Scotland to host Euro 2028 games alongside Ireland and rest of UK

UEFA confirmed the host venues for Euro 2028 on Tuesday.

Scotland has been officially confirmed as joint co-hosts of Euro 2028.

Hampden Park will be used as one of the venues at the championships alongside stadiums from England, Wales, Republic of Ireland and Northern Ireland.

UEFA rubber stamped the successful UK and Ireland bid on Tuesday.

Previously, host-nations automatically qualify for the tournament – how this will work for the five-nation bid is expected to be confirmed soon.

All five nations are expected to go through qualification for the tournament, with UEFA understood to be reserving two host nation places for any of the teams which do not make it on merit.

However, if more than two do not qualify by right, it is believed that only the best two to miss out will be given host-nation places.

Euro 2028: UK and Ireland confirmed as hosts.Euro 2028

The majority of games will be played in England with Wembley and the Tottenham Hotspur Stadium in London, the Etihad Stadium in Manchester, St James’ Park in Newcastle, Villa Park in Birmingham and Everton’s new home at Bramley-Moore Dock in Liverpool all included.

A redeveloped Casement Park in Belfast, the Aviva Stadium in Dublin and the Principality Stadium in Cardiff are the other venues.

It is believed the final will be at Wembley for the second time in three European Championships after the 90,000 seater stadium also hosted the 2020 final.

Hampden also hosted four games in that tournament that was held across the continent and played a year late due to the Covid-19 pandemic.

Councillors previously agreed £7.5m in funding to the deliver Euro 2028 at Hampden.

First Minister Humza Yousaf welcomed the annpuncement.

He said: “Football is Scotland’s national game and a powerful force for good in communities right across the country. It is this combination which underpinned the Scottish Government’s support for the successful joint bid.
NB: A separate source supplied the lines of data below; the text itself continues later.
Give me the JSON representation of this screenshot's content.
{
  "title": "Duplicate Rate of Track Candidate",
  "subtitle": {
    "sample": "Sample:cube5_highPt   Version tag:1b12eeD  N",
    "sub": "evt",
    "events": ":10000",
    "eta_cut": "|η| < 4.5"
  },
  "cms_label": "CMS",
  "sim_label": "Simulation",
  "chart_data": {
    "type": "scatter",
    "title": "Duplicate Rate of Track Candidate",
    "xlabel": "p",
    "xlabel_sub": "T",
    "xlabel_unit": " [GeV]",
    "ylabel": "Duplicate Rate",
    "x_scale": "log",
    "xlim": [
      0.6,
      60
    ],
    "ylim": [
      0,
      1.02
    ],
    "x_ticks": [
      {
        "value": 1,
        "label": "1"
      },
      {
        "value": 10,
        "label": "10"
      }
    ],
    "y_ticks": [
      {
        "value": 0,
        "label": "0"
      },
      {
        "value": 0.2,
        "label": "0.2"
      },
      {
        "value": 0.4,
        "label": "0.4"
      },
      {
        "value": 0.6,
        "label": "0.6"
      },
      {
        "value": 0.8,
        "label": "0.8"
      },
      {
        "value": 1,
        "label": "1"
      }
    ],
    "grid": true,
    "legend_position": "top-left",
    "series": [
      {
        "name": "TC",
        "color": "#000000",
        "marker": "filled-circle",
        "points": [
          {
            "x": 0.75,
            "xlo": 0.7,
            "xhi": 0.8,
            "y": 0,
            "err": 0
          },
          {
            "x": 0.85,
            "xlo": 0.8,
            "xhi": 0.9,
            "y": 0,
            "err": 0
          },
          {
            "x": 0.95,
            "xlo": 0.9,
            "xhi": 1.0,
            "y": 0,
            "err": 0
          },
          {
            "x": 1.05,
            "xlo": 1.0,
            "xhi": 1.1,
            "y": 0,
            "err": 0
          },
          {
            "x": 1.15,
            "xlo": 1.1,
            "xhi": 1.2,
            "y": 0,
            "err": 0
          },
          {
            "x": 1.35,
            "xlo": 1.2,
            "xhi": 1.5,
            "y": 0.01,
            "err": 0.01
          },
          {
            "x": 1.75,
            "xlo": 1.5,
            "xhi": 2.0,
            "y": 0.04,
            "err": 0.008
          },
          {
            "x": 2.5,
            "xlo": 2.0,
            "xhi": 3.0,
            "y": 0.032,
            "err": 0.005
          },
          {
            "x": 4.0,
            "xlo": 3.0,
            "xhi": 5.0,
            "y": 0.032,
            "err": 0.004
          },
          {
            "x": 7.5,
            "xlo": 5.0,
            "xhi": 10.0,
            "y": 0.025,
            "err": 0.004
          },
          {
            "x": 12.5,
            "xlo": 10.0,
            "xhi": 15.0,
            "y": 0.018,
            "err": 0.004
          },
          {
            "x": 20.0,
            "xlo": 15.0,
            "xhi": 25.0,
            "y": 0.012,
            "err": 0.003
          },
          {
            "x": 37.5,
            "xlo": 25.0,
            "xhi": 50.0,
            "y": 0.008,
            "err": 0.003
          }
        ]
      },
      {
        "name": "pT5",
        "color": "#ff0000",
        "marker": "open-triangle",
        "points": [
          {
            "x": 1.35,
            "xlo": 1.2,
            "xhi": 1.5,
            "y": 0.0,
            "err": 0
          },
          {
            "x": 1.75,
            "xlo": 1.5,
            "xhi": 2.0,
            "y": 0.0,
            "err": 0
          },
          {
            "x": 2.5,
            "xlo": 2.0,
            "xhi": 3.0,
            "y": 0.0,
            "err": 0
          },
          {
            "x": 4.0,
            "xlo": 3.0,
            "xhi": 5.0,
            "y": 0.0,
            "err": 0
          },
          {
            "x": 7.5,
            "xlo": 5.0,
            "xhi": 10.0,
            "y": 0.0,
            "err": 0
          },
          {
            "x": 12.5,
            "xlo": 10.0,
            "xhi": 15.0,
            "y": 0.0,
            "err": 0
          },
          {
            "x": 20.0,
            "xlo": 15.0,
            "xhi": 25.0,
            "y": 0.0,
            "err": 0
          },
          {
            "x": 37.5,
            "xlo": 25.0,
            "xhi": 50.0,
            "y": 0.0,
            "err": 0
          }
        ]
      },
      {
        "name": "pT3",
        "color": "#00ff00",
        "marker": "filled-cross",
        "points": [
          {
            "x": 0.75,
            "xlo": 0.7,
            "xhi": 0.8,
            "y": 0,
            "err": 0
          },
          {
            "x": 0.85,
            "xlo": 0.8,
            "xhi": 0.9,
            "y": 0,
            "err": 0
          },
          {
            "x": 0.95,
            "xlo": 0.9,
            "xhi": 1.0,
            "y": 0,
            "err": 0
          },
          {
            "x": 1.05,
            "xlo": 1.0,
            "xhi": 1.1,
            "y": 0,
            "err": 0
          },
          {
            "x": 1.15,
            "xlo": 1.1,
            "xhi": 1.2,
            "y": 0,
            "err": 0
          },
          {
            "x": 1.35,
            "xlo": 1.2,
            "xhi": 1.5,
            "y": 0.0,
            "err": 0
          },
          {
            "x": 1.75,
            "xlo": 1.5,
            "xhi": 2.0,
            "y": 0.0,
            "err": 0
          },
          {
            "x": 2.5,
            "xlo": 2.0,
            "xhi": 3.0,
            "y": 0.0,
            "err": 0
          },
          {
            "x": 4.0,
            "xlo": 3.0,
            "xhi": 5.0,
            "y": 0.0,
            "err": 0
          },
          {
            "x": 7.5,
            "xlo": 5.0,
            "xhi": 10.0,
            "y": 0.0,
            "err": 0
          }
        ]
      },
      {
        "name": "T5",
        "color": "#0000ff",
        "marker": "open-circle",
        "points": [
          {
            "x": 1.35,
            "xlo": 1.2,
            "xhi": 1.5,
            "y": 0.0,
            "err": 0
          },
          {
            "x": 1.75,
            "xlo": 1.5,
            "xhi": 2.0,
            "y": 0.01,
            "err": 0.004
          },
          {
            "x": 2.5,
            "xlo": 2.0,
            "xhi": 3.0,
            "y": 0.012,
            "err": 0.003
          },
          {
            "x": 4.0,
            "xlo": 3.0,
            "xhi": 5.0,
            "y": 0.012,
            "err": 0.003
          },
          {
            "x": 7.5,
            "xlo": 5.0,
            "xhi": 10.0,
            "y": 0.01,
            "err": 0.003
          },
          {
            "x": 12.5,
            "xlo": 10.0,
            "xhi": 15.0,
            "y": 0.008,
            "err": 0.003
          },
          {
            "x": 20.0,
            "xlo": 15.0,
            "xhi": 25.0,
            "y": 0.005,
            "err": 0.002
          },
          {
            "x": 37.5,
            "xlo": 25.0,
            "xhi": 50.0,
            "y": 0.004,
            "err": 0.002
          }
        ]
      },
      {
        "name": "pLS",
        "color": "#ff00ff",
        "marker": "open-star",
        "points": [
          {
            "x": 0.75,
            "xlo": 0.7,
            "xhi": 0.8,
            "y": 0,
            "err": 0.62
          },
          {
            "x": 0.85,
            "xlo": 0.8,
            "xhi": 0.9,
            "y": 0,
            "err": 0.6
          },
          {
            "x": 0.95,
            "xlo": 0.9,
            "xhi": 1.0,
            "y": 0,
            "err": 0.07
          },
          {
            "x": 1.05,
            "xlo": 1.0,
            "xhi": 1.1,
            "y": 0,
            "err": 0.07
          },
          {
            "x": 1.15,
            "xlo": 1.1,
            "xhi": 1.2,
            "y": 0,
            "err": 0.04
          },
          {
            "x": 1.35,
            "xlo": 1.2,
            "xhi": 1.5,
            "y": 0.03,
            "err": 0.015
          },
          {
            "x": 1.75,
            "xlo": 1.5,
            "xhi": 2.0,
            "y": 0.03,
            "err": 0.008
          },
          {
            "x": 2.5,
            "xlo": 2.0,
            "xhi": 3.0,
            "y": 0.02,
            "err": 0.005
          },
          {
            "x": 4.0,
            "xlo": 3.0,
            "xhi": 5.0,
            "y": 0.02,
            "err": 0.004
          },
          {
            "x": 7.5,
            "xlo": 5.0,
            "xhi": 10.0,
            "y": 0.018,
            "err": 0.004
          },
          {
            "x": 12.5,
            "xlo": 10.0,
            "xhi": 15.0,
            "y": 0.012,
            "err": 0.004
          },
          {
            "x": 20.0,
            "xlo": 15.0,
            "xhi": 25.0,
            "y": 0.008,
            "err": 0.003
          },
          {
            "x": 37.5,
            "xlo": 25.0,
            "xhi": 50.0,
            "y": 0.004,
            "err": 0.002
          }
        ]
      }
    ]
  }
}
“Hosting the Euros in Scotland will provide a range of opportunities, not only through the economic benefits of visiting fans but through a strong legacy programme that will help grow a more inclusive and diverse game right across the country.
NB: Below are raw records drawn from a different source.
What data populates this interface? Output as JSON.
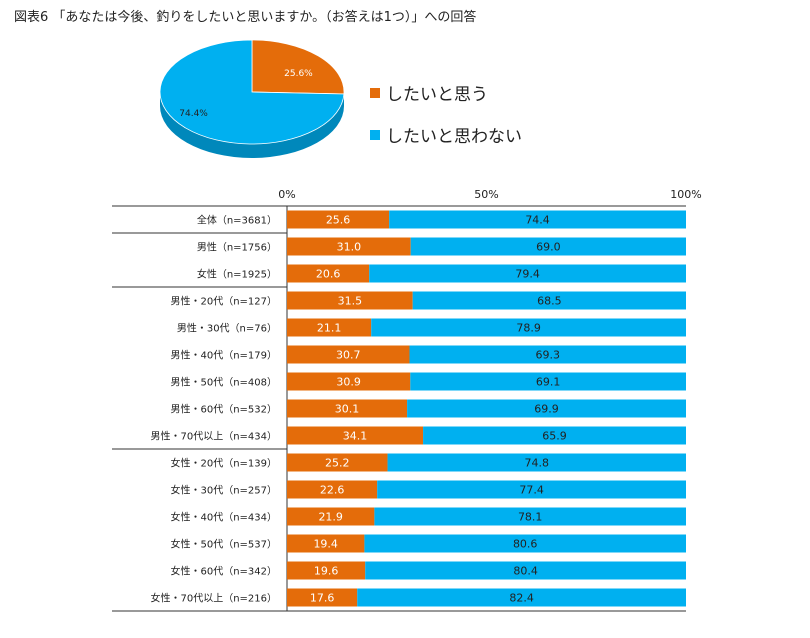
{
  "title": "図表6 「あなたは今後、釣りをしたいと思いますか。（お答えは1つ）」への回答",
  "colors": {
    "want": "#E46C0A",
    "not_want": "#00B0F0"
  },
  "chart_data": [
    {
      "type": "pie",
      "labels": [
        "したいと思う",
        "したいと思わない"
      ],
      "values": [
        25.6,
        74.4
      ],
      "data_labels": [
        "25.6%",
        "74.4%"
      ],
      "legend": [
        "したいと思う",
        "したいと思わない"
      ]
    },
    {
      "type": "bar",
      "orientation": "horizontal",
      "stacked": true,
      "xlim": [
        0,
        100
      ],
      "x_ticks": [
        "0%",
        "50%",
        "100%"
      ],
      "categories": [
        "全体（n=3681）",
        "男性（n=1756）",
        "女性（n=1925）",
        "男性・20代（n=127）",
        "男性・30代（n=76）",
        "男性・40代（n=179）",
        "男性・50代（n=408）",
        "男性・60代（n=532）",
        "男性・70代以上（n=434）",
        "女性・20代（n=139）",
        "女性・30代（n=257）",
        "女性・40代（n=434）",
        "女性・50代（n=537）",
        "女性・60代（n=342）",
        "女性・70代以上（n=216）"
      ],
      "group_breaks_after": [
        0,
        2,
        8
      ],
      "series": [
        {
          "name": "したいと思う",
          "values": [
            25.6,
            31.0,
            20.6,
            31.5,
            21.1,
            30.7,
            30.9,
            30.1,
            34.1,
            25.2,
            22.6,
            21.9,
            19.4,
            19.6,
            17.6
          ],
          "labels": [
            "25.6",
            "31.0",
            "20.6",
            "31.5",
            "21.1",
            "30.7",
            "30.9",
            "30.1",
            "34.1",
            "25.2",
            "22.6",
            "21.9",
            "19.4",
            "19.6",
            "17.6"
          ]
        },
        {
          "name": "したいと思わない",
          "values": [
            74.4,
            69.0,
            79.4,
            68.5,
            78.9,
            69.3,
            69.1,
            69.9,
            65.9,
            74.8,
            77.4,
            78.1,
            80.6,
            80.4,
            82.4
          ],
          "labels": [
            "74.4",
            "69.0",
            "79.4",
            "68.5",
            "78.9",
            "69.3",
            "69.1",
            "69.9",
            "65.9",
            "74.8",
            "77.4",
            "78.1",
            "80.6",
            "80.4",
            "82.4"
          ]
        }
      ]
    }
  ]
}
“The legacy vision of ‘Football for All, Football for Good and Football for the Future’ captures the positive impact football has in our communities.
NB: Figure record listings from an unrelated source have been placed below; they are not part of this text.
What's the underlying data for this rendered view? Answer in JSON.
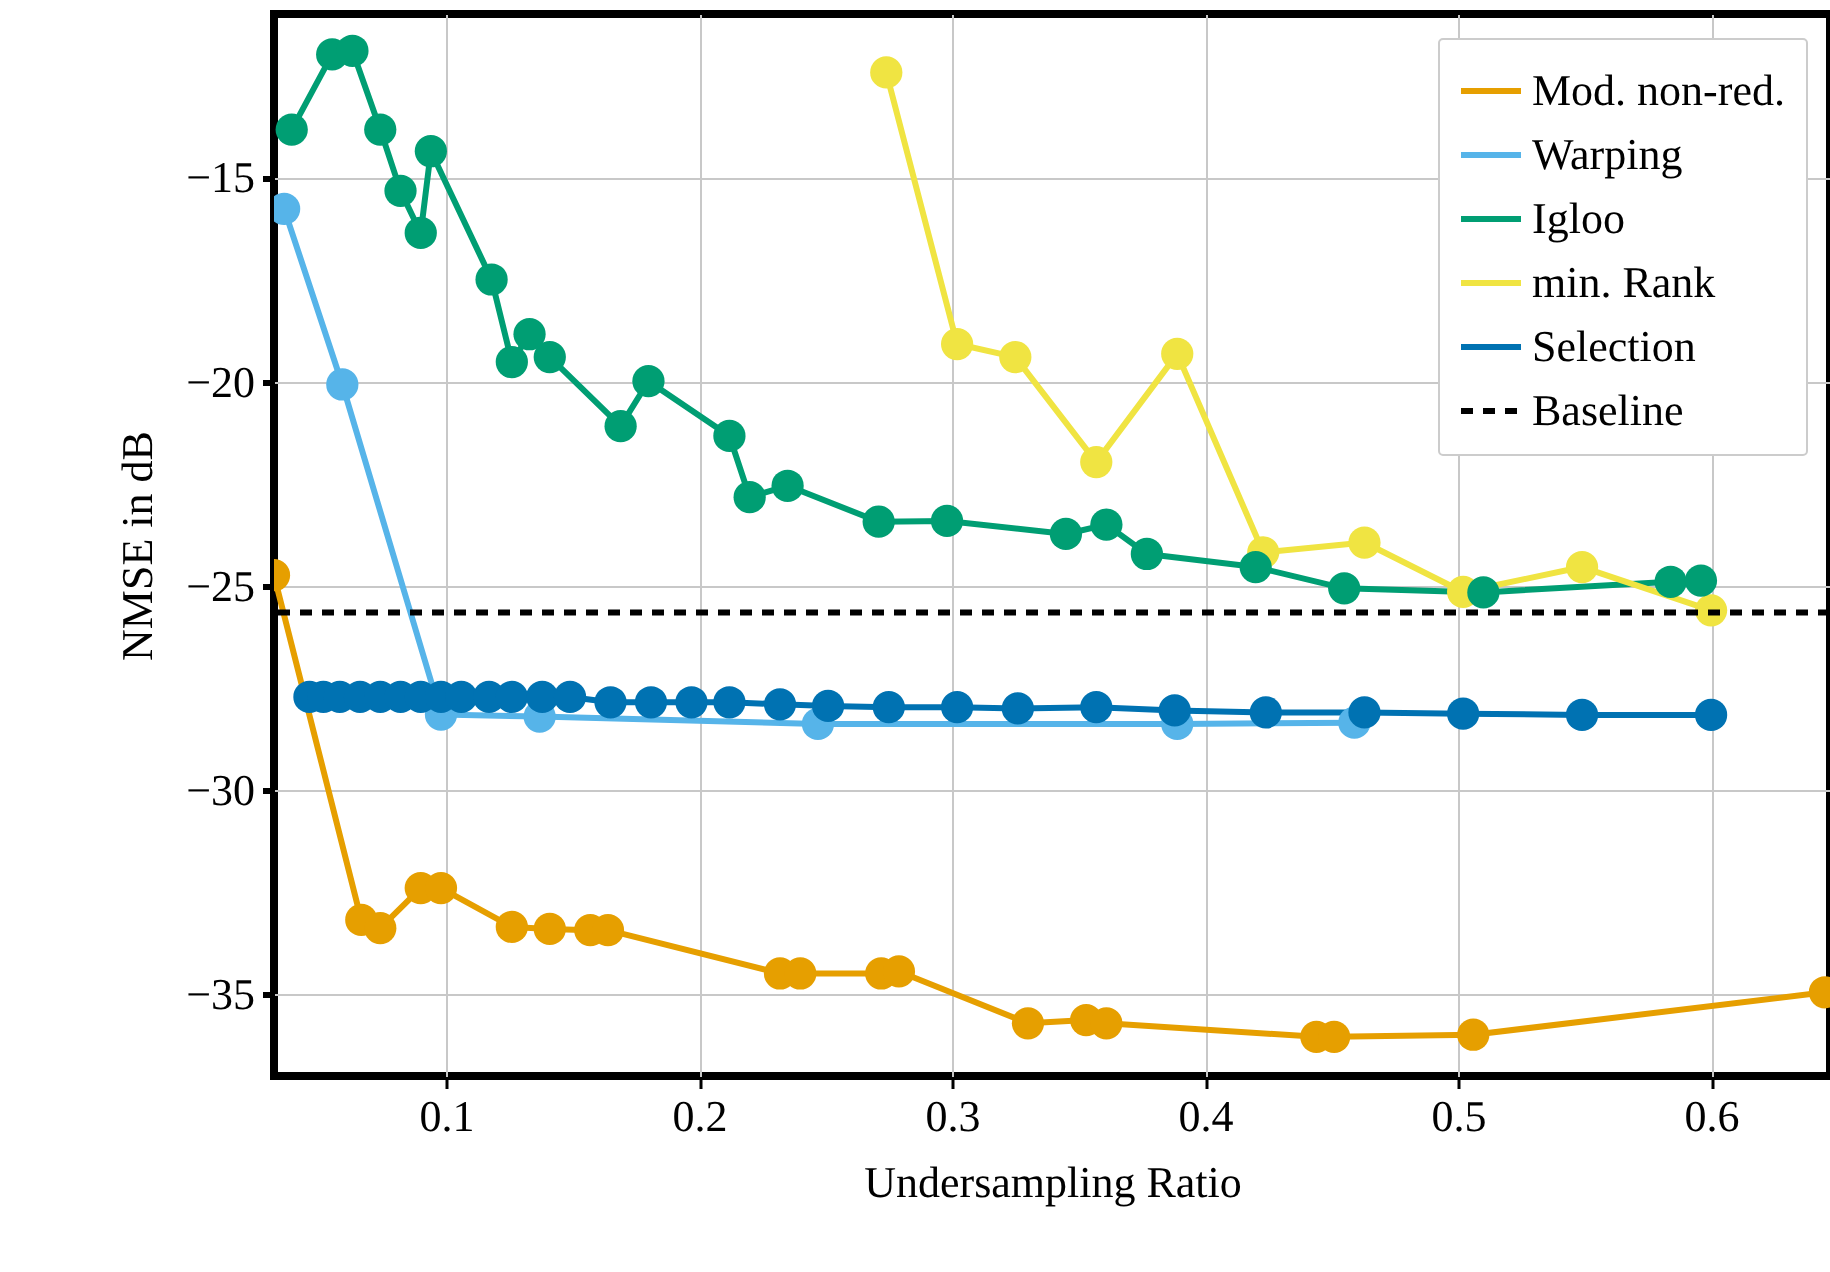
{
  "chart_data": {
    "type": "line",
    "xlabel": "Undersampling Ratio",
    "ylabel": "NMSE in dB",
    "xlim": [
      0.032,
      0.647
    ],
    "ylim": [
      -37,
      -11
    ],
    "xticks": [
      0.1,
      0.2,
      0.3,
      0.4,
      0.5,
      0.6
    ],
    "yticks": [
      -35,
      -30,
      -25,
      -20,
      -15
    ],
    "grid": true,
    "legend": "top right",
    "marker": "circle",
    "line_style": "solid",
    "series": [
      {
        "name": "Mod. non-red.",
        "color": "#e69f00",
        "x": [
          0.032,
          0.0665,
          0.074,
          0.09,
          0.098,
          0.126,
          0.141,
          0.157,
          0.164,
          0.232,
          0.24,
          0.272,
          0.279,
          0.33,
          0.353,
          0.361,
          0.444,
          0.451,
          0.506,
          0.645
        ],
        "values": [
          -24.74,
          -33.18,
          -33.38,
          -32.4,
          -32.4,
          -33.35,
          -33.4,
          -33.43,
          -33.43,
          -34.49,
          -34.49,
          -34.49,
          -34.44,
          -35.71,
          -35.63,
          -35.71,
          -36.04,
          -36.04,
          -35.99,
          -34.95
        ]
      },
      {
        "name": "Warping",
        "color": "#56b4e9",
        "x": [
          0.036,
          0.059,
          0.098,
          0.137,
          0.247,
          0.389,
          0.459
        ],
        "values": [
          -15.77,
          -20.07,
          -28.15,
          -28.2,
          -28.38,
          -28.38,
          -28.35
        ]
      },
      {
        "name": "Igloo",
        "color": "#009e73",
        "x": [
          0.039,
          0.055,
          0.063,
          0.074,
          0.082,
          0.09,
          0.094,
          0.118,
          0.126,
          0.133,
          0.141,
          0.169,
          0.18,
          0.212,
          0.22,
          0.235,
          0.271,
          0.298,
          0.345,
          0.361,
          0.377,
          0.42,
          0.455,
          0.51,
          0.584,
          0.596
        ],
        "values": [
          -13.83,
          -11.99,
          -11.9,
          -13.83,
          -15.33,
          -16.36,
          -14.36,
          -17.5,
          -19.52,
          -18.84,
          -19.4,
          -21.09,
          -19.99,
          -21.33,
          -22.83,
          -22.55,
          -23.43,
          -23.41,
          -23.73,
          -23.5,
          -24.22,
          -24.54,
          -25.06,
          -25.16,
          -24.9,
          -24.87
        ]
      },
      {
        "name": "min. Rank",
        "color": "#f0e442",
        "x": [
          0.274,
          0.302,
          0.325,
          0.357,
          0.389,
          0.423,
          0.463,
          0.502,
          0.549,
          0.6
        ],
        "values": [
          -12.43,
          -19.08,
          -19.4,
          -21.97,
          -19.32,
          -24.18,
          -23.94,
          -25.15,
          -24.54,
          -25.6
        ]
      },
      {
        "name": "Selection",
        "color": "#0072b2",
        "x": [
          0.046,
          0.0515,
          0.058,
          0.066,
          0.074,
          0.082,
          0.09,
          0.098,
          0.106,
          0.117,
          0.126,
          0.138,
          0.149,
          0.165,
          0.181,
          0.197,
          0.212,
          0.232,
          0.251,
          0.275,
          0.302,
          0.326,
          0.357,
          0.388,
          0.424,
          0.463,
          0.502,
          0.549,
          0.6
        ],
        "values": [
          -27.72,
          -27.72,
          -27.72,
          -27.72,
          -27.72,
          -27.72,
          -27.72,
          -27.72,
          -27.72,
          -27.72,
          -27.72,
          -27.72,
          -27.72,
          -27.85,
          -27.85,
          -27.85,
          -27.85,
          -27.9,
          -27.94,
          -27.97,
          -27.97,
          -28.0,
          -27.97,
          -28.05,
          -28.1,
          -28.1,
          -28.13,
          -28.16,
          -28.16
        ]
      }
    ],
    "ref_lines": [
      {
        "axis": "y",
        "value": -25.65,
        "label": "Baseline",
        "color": "#000000",
        "line_style": "dashed"
      }
    ]
  }
}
“Scotland has proven experience in hosting major events and I look forward to continuing to work closely with the Scottish FA, Glasgow Life, and all other bid partners to deliver a welcoming, exciting and safe EURO 2028.”

A joint statement from the five football associations read: “The UK and Ireland thanks UEFA for its confidence to award UEFA EURO 2028 to the five Association partnership, and congratulates Italy and Turkey on their appointment for UEFA EURO 2032.

“Across the UK and Ireland, celebrations are under way as players, fans and local communities can look forward to an outstanding festival of summer football at UEFA EURO in 2028.”

Culture Secretary Lucy Frazer also welcomed the news, saying: “I’m thrilled we’ve secured UEFA EURO 2028. It will be the biggest sporting event ever jointly hosted in the UK and Ireland.

“We will put on a brilliant tournament with fans at its heart. We will warmly welcome fans from across Europe to our islands’ shores and give people memories that will last a lifetime.

“On top of that, the tournament is expected to deliver up to £2.6 billion of socio-economic benefit across the host nations, creating jobs and opportunities.”

The Turkey-Italy bid for 2032 was also formally approved on Tuesday.

Scotland have only ever qualified for three previous Euros but haven’t played a game outside the UK in the tournament since 1992 when it was held in Sweden.

They reached the 1996 competition that was held in England and in their three games at Euro 2020 they played two at Hampden and one at Wembley.

Steve Clarke’s side are currently on the verge of qualifying for the 2024 version that will be held in Germany next summer.

They play Spain on Thursday knowing a point would be enough to qualify, and could even secure their place if they lose and Norway fail to beat Cyprus the same night.

Failing that they will have another two games, away to Georgia and Norway at Hampden, to get the points needed that will see them book their place.